作者
Sara Santagata,Giuseppina Rea,Daniela Castaldo,Maria Napolitano,Anna Capiluongo,Crescenzo D’Alterio,Anna Maria Trotta,Caterina Ieranò,Luigi Portella,Salvatore Di Maro,Fabiana Tatangelo,Vittorio Albino,Rita Guarino,Carmen Cutolo,Francesco Izzo,Stefania Scala
摘要
Abstract Background and purpose While HCC is an inflammation-associated cancer, CRLM develops on permissive healthy liver microenvironment. To evaluate the immune aspects of these two different environments, peripheral blood-(PB), peritumoral-(PT) and tumoral tissues-(TT) from HCC and CRLM patients were evaluated.
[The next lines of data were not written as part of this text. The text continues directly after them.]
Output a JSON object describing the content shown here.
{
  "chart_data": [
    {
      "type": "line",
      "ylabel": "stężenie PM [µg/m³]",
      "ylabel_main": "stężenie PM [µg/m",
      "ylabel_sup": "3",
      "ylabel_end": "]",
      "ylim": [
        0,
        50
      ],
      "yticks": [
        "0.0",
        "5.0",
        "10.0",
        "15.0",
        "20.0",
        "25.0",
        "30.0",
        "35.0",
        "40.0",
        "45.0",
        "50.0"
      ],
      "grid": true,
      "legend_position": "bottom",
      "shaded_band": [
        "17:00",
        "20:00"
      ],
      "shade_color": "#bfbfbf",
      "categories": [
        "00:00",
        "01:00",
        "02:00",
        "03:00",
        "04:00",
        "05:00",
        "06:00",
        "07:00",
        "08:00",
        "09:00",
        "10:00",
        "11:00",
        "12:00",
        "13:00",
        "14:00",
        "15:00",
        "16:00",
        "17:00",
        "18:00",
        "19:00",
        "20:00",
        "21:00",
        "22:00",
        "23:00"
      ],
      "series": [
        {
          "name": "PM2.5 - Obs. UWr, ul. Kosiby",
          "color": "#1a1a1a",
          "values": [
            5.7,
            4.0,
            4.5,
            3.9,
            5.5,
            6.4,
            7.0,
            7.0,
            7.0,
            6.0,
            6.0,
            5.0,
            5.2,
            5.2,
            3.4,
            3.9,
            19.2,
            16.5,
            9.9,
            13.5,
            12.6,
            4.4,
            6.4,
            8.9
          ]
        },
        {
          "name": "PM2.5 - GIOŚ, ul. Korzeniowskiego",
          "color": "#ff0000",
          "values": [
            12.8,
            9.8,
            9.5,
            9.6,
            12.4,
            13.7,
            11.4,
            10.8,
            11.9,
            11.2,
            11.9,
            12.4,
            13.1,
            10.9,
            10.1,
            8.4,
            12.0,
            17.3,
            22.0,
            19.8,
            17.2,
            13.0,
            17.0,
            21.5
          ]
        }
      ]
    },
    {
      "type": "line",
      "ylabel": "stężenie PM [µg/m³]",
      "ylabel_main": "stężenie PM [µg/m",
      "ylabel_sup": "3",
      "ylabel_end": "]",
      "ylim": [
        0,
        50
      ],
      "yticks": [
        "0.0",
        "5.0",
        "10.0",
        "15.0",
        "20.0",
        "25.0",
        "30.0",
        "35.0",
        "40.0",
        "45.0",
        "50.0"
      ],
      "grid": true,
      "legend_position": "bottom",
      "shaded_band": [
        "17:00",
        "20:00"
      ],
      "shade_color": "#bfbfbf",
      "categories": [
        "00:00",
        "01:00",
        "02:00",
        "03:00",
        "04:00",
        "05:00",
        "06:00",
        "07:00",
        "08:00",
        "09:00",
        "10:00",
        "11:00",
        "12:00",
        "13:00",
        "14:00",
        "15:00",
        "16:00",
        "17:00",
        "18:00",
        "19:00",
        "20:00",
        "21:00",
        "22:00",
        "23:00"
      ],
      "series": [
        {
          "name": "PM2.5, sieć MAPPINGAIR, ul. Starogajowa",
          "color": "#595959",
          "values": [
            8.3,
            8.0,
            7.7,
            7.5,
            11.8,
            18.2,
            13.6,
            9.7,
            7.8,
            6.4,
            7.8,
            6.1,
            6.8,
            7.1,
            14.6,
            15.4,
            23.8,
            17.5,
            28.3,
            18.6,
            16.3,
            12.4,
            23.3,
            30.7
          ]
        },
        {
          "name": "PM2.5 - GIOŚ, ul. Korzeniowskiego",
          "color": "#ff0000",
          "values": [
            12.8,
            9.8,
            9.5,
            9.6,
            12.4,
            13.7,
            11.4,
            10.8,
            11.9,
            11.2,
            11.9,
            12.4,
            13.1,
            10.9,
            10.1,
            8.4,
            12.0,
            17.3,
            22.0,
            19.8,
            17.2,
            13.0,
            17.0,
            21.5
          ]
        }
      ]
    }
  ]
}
Methods 40 HCC and 34 CRLM were enrolled and freshly TT, PT and PB were collected at the surgery. PB-, PT- and TT-derived CD4 + CD25 + Tregs, M/PMN-MDSC and PB-derived CD4 + CD25 − T-effector cells (Teffs) were isolated and characterized. Tregs’ function was also evaluated in the presence of the CXCR4 inhibitor, peptide-R29, AMD3100 or anti-PD1. RNA was extracted from PB/PT/TT tissues and tested for FOXP3, CXCL12, CXCR4, CCL5, IL-15, CXCL5, Arg-1, N-cad, Vim, CXCL8, TGFβ and VEGF-A expression. Results In HCC/CRLM-PB, higher number of functional Tregs, CD4 + CD25 hi FOXP3 + was detected, although PB-HCC Tregs exert a more suppressive function as compared to CRLM Tregs. In HCC/CRLM-TT, Tregs were highly represented with activated/ENTPD-1 + Tregs prevalent in HCC. As compared to CRLM, HCC overexpressed CXCR4 and N-cadherin/vimentin in a contest rich in arginase and CCL5. Monocytic MDSCs were highly represented in HCC/CRLM, while high polymorphonuclear MDSCs were detected only in HCC. Interestingly, the function of CXCR4-PB-Tregs was impaired in HCC/CRLM by the CXCR4 inhibitor R29. Conclusion In HCC and CRLM, peripheral blood, peritumoral and tumoral tissues Tregs are highly represented and functional. Nevertheless, HCC displays a more immunosuppressive TME due to Tregs, MDSCs, intrinsic tumor features (CXCR4, CCL5, arginase) and the contest in which it develops. As CXCR4 is overexpressed in HCC/CRLM tumor/TME cells, CXCR4 inhibitors may be considered for double hit therapy in liver cancer patients.